We are now just 25 days out from the biggest night in combat sports history, a night that promises to deliver a spectacle perhaps unlike anything we have ever seen before. Floyd Mayweather will attempt to close out his perfect career with a 50th victory against a man, in Conor McGregor, who has never once laced up gloves for a professional boxing bout.
We all know the story at this stage, but as we’re now merely weeks away, speculation about the approach that the rookie McGregor will take has been dominating the combat sports world. As a mixed martial artist, the questions he can ask of Floyd come fight night may well prove to be the difference between him and the boxer’s 49 previous opponents.
Or it may well be his ultimate downfall.
For now, there is literally no way for us to be certain but recently one of McGregor’s sparring partners, the two-time world champion Paulie Malignaggi, spoke to Off The Ball about the Irishman’s unknown factor and the role it may play, but with so little to base our opinions on, it can be viewed as nothing more than hopeful speculation.
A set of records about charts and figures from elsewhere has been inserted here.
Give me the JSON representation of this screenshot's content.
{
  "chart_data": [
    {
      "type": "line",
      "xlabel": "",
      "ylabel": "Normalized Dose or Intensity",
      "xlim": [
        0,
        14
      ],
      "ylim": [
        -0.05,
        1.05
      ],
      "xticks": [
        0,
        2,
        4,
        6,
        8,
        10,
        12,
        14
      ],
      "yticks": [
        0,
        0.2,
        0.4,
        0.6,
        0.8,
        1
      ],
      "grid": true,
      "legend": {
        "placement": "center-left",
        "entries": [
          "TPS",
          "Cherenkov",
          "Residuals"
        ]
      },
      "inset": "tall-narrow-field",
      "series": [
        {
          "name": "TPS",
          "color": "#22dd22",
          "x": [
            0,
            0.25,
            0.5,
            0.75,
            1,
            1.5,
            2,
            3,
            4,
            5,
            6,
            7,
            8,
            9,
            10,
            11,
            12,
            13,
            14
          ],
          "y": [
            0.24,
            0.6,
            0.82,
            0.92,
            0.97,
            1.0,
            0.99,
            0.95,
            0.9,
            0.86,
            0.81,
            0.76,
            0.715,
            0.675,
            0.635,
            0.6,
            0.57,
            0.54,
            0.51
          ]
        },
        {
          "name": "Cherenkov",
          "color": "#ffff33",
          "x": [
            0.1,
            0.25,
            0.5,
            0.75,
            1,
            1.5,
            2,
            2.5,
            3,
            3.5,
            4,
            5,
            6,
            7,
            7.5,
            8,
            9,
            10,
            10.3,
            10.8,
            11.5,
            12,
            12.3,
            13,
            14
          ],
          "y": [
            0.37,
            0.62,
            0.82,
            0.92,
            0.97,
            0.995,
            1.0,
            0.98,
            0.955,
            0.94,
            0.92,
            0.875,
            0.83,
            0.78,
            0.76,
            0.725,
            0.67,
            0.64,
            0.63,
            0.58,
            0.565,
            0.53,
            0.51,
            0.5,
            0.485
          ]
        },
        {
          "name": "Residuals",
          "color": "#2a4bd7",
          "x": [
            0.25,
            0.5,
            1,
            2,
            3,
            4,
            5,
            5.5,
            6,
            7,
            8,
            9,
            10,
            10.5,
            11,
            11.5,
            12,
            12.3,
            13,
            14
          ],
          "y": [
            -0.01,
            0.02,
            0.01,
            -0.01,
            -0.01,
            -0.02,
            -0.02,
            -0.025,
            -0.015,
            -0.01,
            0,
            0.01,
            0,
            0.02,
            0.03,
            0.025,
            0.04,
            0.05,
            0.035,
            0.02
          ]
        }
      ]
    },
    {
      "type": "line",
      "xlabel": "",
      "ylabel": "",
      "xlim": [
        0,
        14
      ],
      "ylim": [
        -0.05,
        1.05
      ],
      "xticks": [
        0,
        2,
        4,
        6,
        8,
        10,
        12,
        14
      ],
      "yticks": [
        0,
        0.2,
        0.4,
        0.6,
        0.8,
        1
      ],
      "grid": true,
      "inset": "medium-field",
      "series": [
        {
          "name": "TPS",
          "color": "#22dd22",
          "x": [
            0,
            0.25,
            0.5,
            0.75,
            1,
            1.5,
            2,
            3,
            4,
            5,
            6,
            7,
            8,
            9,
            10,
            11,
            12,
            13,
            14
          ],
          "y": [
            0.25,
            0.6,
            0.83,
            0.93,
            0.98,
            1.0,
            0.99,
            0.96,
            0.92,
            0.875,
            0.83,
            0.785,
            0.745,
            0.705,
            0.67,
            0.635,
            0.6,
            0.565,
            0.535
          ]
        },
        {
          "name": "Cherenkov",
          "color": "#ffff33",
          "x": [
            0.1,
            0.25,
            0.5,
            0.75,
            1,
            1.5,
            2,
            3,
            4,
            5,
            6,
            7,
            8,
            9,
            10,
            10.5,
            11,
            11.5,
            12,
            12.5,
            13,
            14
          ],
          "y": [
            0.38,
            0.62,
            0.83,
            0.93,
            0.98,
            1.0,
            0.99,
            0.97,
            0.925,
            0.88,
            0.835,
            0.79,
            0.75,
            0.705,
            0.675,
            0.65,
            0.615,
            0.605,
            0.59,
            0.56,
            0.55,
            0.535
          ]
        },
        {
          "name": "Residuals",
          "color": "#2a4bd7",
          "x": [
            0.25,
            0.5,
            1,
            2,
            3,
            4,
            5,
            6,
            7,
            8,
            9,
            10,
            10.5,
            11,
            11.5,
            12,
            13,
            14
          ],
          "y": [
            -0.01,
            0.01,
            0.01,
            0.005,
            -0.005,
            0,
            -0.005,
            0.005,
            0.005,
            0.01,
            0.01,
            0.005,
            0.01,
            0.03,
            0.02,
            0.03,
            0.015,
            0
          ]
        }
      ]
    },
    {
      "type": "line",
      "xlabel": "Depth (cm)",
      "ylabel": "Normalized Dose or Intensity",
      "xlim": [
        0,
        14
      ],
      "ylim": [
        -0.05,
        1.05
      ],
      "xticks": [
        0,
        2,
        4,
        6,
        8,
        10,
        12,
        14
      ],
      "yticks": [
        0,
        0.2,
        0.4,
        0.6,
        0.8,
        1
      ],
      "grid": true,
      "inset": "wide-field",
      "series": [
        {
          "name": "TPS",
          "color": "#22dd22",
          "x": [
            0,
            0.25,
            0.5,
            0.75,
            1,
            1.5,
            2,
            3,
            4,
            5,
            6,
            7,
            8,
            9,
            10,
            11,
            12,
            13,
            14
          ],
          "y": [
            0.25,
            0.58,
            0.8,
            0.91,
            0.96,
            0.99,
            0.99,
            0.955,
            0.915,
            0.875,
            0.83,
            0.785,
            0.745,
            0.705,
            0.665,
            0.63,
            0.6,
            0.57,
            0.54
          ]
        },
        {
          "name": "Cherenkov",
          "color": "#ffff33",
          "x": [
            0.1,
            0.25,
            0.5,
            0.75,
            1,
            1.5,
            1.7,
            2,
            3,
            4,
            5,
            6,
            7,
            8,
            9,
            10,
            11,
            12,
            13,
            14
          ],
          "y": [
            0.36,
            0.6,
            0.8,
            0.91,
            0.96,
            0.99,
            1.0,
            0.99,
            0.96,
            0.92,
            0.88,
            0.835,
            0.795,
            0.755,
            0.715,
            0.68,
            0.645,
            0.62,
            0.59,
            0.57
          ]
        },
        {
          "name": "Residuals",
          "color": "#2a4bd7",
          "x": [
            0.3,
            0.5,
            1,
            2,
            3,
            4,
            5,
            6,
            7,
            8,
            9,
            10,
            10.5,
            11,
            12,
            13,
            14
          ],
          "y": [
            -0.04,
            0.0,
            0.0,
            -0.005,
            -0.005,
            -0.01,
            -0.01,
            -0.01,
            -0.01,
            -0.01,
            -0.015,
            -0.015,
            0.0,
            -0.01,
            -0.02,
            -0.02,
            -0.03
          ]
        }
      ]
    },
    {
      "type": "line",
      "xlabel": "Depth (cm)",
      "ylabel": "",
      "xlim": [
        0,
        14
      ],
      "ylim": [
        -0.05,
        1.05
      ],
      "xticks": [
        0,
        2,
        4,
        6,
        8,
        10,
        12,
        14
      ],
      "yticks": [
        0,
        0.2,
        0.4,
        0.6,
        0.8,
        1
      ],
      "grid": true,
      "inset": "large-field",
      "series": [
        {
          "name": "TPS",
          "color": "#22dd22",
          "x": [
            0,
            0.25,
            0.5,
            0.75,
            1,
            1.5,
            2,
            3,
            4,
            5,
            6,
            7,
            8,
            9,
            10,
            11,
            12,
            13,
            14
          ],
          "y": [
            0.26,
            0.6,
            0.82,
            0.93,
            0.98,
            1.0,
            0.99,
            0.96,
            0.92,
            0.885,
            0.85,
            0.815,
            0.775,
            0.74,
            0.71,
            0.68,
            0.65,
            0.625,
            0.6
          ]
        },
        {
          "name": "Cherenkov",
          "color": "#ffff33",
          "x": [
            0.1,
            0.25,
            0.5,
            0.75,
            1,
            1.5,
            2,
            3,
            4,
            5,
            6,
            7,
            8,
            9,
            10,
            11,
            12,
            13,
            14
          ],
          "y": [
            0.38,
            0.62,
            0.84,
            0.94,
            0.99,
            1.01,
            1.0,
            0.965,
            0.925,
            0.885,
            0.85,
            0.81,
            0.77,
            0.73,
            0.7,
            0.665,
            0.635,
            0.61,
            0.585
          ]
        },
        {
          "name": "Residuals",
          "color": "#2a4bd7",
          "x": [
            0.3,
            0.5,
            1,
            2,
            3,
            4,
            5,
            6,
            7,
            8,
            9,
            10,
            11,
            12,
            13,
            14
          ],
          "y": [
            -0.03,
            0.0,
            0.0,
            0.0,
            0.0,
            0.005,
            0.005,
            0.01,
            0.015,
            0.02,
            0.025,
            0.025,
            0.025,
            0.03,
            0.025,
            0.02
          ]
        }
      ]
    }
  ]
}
In the same interview, Malignaggi did touch on the heavily-discussed subject that is the possibility that Conor may bend the rules of the more ‘limited’ form of fighting – as he sees it – and attempt to use the advantages his training as a mixed martial artist has given him to secure the win.
It all seems good on paper but in his recent interview on the Irish sports show, Paulie gave an insight into the line that McGregor needs to tread carefully upon in order to be successful in any way, shape or form.
“One thing that Conor likes to do. He’s a mixed martial artist so the inside scrapping and stuff like that, there are ways to be dirty inside boxing rules, so to speak. There are things that can disrupt a fighter more so than the trash-talk. Me and Conor’s sparring session was a very physical one because some of those things on the inside were very physical and led to some trash-talking.
“I think people get very creative with their imagination and start to believe what they want to believe, instead of what’s really going on. There was no feigning of kicks.
“He’s got little things that he does in there [the clinch]. Whether he is able to get away with those things, that depends on the referee on fight-night. He knows how to bend the rules a little bit, as do all boxers out there. He needs to bend the rules not so forwardly or sloppily. He has to understand that. You can probably do some things in sparring that you will not be able to do on fight-night, so we’ll see.”
The clinch obviously plays a much greater role in the sport of MMA than it does in boxing, and though McGregor’s chances in this contest are slim at best, he will know that in order to achieve the impossible he will have to dig deep into his arsenal of tricks and hope that it will be enough to catch the ice-cold tactician that is Floyd Mayweather off guard.